A fee-only financial advisor’s advantages

Fee-only vs. commission financial advisors have a variety of advantages, including the ability to avoid conflicts of interest.

Fees that are easy to understand

Generally speaking, fee-only financial advisors’ costs are straightforward and simple for their customers to comprehend. All financial products have no hidden costs. When dealing with fee-only advisors, you won’t have to worry about any conflicts of interest stemming from commissions earned on the sale of financial goods.


For the most part, fee-only financial advisors are held to a fiduciary standard. The costs charged by the adviser are transparent and easy to budget for. The fee-only advice is much like any other service professional, such as an attorney, physician, or accountant. They don’t make money by selling things; they make money by giving advice.

Fewer conflicts of interest

Financial advisors who rely solely or mostly on fees from the sale of financial products have an inherent conflict of interest. Although all financial goods are not necessarily evil, consumers should be wary of advisers who make their living selling financial products to you.

Working with a fee-only adviser has its drawbacks.

Working with a fee-only advisor has a number of pitfalls.

Conflicts of interest

When it comes to conflicts of interest, fee-only advisors aren’t exempt. You may be discouraged from pulling money from your investments in order to satisfy a financial need if your adviser gets paid based on a percentage of your assets under management.

Account minimums

There are certain fee-only advisors that limit the number of customers they can work with on a regular basis. Before they accept you as a customer, they’ll ask for assets worth at least $250,000 and up to $500,000. When it comes to ongoing services, they may charge a flat price or a one-time financial planning fee. Some investors may be unable to afford these kinds of charges. Services with a high price tag

High-cost services

A fee-only adviser’s services may first appear to be more expensive than those of a commission-based advisor, however, this is not the case. Because these costs are paid out of the customer’s personal funds rather than as a commission, the client may see them as a bigger expense.

Pros and Cons


  • A financial product’s commission isn’t factored into the fees.
  • An adviser who makes their living by selling financial products faces an inherent conflict of interest, which is avoided when they do not get any commissions for their services.
  • Fiduciary standards compel fee-only advisors to put their customers’ interests first in every facet of their engagement with them.


  • Some investors may find it prohibitively expensive to work with a fee-only adviser.
  • There may be a conflict of interest when a fee-only advisor’s fees are based on the assets under management of their clients.

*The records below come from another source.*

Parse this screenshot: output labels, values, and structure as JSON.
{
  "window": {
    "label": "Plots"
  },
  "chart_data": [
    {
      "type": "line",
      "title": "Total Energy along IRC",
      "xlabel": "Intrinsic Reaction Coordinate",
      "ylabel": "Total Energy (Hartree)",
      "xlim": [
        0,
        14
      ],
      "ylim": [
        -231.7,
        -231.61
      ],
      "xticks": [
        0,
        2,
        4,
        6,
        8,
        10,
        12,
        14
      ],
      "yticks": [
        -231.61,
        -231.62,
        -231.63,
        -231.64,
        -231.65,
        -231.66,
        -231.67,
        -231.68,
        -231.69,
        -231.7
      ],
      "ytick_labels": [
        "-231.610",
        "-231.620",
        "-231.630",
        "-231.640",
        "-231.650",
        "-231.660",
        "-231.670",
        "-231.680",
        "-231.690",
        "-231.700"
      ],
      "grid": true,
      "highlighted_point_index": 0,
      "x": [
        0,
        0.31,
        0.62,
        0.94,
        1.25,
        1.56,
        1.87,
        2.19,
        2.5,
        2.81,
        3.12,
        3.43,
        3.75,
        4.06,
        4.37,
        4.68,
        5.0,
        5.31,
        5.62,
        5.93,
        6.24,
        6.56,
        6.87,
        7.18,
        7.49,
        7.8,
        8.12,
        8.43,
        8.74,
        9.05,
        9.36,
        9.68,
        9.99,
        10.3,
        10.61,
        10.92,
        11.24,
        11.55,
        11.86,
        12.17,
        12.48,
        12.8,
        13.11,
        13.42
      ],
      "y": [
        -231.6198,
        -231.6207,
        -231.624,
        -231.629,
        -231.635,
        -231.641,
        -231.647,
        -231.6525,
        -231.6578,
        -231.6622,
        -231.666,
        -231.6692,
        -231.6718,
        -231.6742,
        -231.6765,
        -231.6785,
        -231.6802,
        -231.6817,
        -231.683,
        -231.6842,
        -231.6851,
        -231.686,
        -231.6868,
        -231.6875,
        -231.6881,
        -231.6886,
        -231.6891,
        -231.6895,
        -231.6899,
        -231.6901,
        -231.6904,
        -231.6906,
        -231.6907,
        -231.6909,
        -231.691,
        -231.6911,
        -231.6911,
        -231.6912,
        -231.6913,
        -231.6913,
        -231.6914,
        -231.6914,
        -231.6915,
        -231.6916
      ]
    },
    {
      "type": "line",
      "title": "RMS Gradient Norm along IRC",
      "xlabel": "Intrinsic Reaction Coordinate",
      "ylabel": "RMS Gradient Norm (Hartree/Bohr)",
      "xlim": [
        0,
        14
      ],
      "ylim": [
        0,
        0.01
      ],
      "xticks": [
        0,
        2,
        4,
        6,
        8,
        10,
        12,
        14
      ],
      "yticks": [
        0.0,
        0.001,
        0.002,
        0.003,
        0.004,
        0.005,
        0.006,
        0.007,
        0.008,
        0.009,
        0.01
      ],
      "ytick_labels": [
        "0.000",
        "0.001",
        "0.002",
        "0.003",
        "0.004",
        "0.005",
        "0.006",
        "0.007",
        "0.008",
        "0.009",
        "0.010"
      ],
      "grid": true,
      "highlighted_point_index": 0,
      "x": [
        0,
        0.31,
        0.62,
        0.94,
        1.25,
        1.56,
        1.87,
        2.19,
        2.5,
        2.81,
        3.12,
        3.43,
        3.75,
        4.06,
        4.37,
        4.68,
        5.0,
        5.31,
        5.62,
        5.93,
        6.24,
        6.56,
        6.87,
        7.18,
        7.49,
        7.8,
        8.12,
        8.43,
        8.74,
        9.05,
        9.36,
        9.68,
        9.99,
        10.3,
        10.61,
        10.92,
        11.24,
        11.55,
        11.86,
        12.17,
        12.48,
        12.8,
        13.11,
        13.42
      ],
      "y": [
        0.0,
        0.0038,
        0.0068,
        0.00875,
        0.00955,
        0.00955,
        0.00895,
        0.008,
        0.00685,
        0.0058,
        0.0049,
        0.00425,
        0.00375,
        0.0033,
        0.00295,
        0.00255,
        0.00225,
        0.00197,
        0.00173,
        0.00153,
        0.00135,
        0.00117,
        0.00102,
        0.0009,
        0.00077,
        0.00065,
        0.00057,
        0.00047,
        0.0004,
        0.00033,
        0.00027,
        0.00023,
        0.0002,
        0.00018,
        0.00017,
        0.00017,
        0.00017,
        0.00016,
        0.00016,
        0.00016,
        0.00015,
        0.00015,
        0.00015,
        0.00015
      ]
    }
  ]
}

How to find a fee-only financial advisor

Finding a fee-only financial advisor is simple if you know where to look. Some professional associations compel their members to serve as fee-only advisors. On the websites of many of these organizations, financial advisors may be found. These are some examples:

  • Garrett Planning Network
  • XY Planning Network

If you come across a financial adviser online, whether it’s from a search engine, a recommendation, LinkedIn, or some other source, make sure you visit their website first. Many financial advisers choose to advertise themselves as fee-only since this is a selling point for them. A broker-dealer platform and not a fee-only model are more plausible if the site mentions “securities sold via” or anything similar.